Vereinbarkeit des § 8 a KStG mit Artikel 43 EGV (Niederlassungsfreiheit)

 

Leitsatz (redaktionell)

§ 8 a KStG verstößt gegen das Diskriminierungsverbot des Art. 43 EGV (Niederlassungsfreiheit), da eine steuerliche Ungleichbehandlung einer Tochtergesellschaft ohne weitere rechtfertigende Gründe allein darauf beruht, dass die Anteilseignerin, die Muttergesellschaft, in einem anderen Mitgliedstaat als die Tochtergesellschaft ansässig ist.

 

Normenkette

KStG § 8 a Abs. 1; EG Art. 43 (früher Art. 52 EGVtr)

 

Beteiligte

L… H… GmbH, vertreten durch den Geschäftsführer H…

 

Nachgehend

EuGH (Urteil vom 12.12.2002; Aktenzeichen C-324/00)

 

Tatbestand

I.

Streitig ist, ob die Körperschaftsteuer- (KSt-) Bescheide 1997 und 1998 rechtswidrig sind, weil die Vorschrift des § 8 a Körperschaftsteuergesetz (KStG) gegen das Diskriminierungsverbot des Art. 43 des Vertrages zur Gründung der Europäischen Gemeinschaft vom 10.11.1997, Amtsblatt C 340 S. 173 ff., (EGV) verstößt.

Die Klägerin (Kl.) hat den Vertrieb von Schiffszubehör, Wassersportartikeln, Freizeit- und Bastelartikeln, Freizeit- und Berufskleidung, Dekorationsgegenständen sowie von Eisenwaren und ähnlichen Gegenständen zum Unternehmensgegenstand. Sie ist durch Gesellschaftsvertrag vom 19.01.1978 unter der Firma T… mit beschränkter Haftung gegründet worden. Durch Beschluß vom 15. 01. 1990 wurde die Firma geändert in L… – T… GmbH und durch Beschluß vom 12.08.1994 in L… – H… GmbH. Seit 1988 hat die Kl. ihren Sitz in R…

Das ursprüngliche Stammkapital der Kl. von 20 000,00 DM wurde durch Beschluß vom 19.03.1979 auf 100 000,00 DM, durch Beschluß vom 12.08.1994 auf 500 000,00 DM, durch Beschluß vom 22.03.1995 auf 1 Millionen DM und durch Beschluß vom 29.08.1996 auf 2 Millionen DM erhöht. Alleinige Gesellschafterin der Kl. ist die Firma L… H… B… (L. H. B…) mit Sitz in S…/Niederlande, deren alleinige Gesellschafterin wiederum die niederländische Firma L… T… (L. T. B…) mit Sitz in L… Niederlande ist.
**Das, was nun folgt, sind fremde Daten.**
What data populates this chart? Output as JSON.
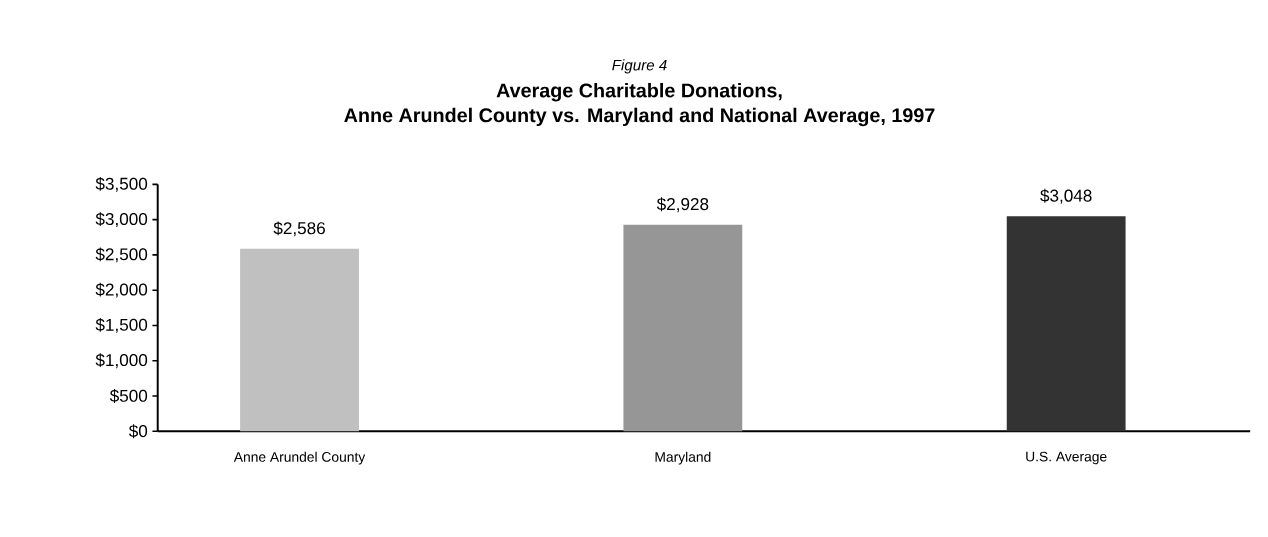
{
  "chart_data": {
    "type": "bar",
    "annotations": [
      "Figure 4"
    ],
    "title": "Average Charitable Donations,",
    "subtitle": "Anne Arundel County vs. Maryland and National Average, 1997",
    "categories": [
      "Anne Arundel County",
      "Maryland",
      "U.S. Average"
    ],
    "values": [
      2586,
      2928,
      3048
    ],
    "value_labels": [
      "$2,586",
      "$2,928",
      "$3,048"
    ],
    "colors": [
      "#c0c0c0",
      "#969696",
      "#333333"
    ],
    "ylim": [
      0,
      3500
    ],
    "yticks": [
      {
        "value": 0,
        "label": "$0"
      },
      {
        "value": 500,
        "label": "$500"
      },
      {
        "value": 1000,
        "label": "$1,000"
      },
      {
        "value": 1500,
        "label": "$1,500"
      },
      {
        "value": 2000,
        "label": "$2,000"
      },
      {
        "value": 2500,
        "label": "$2,500"
      },
      {
        "value": 3000,
        "label": "$3,000"
      },
      {
        "value": 3500,
        "label": "$3,500"
      }
    ],
    "grid": false
  }
}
Mit Vertrag vom 01.12.1996 gewährte die Firma L. T. B… der Kl. ein Darlehen in Höhe von 3 Millionen DM. Das Darlehen ist in zehn Raten à 300 000,00 DM jährlich, beginnend mit dem 01.10.1998, zurückzuzahlen. Der variable Zinssatz betrug bis Ende 1997 4,5 %. Die Zinsen waren zum Jahresende zu zahlen.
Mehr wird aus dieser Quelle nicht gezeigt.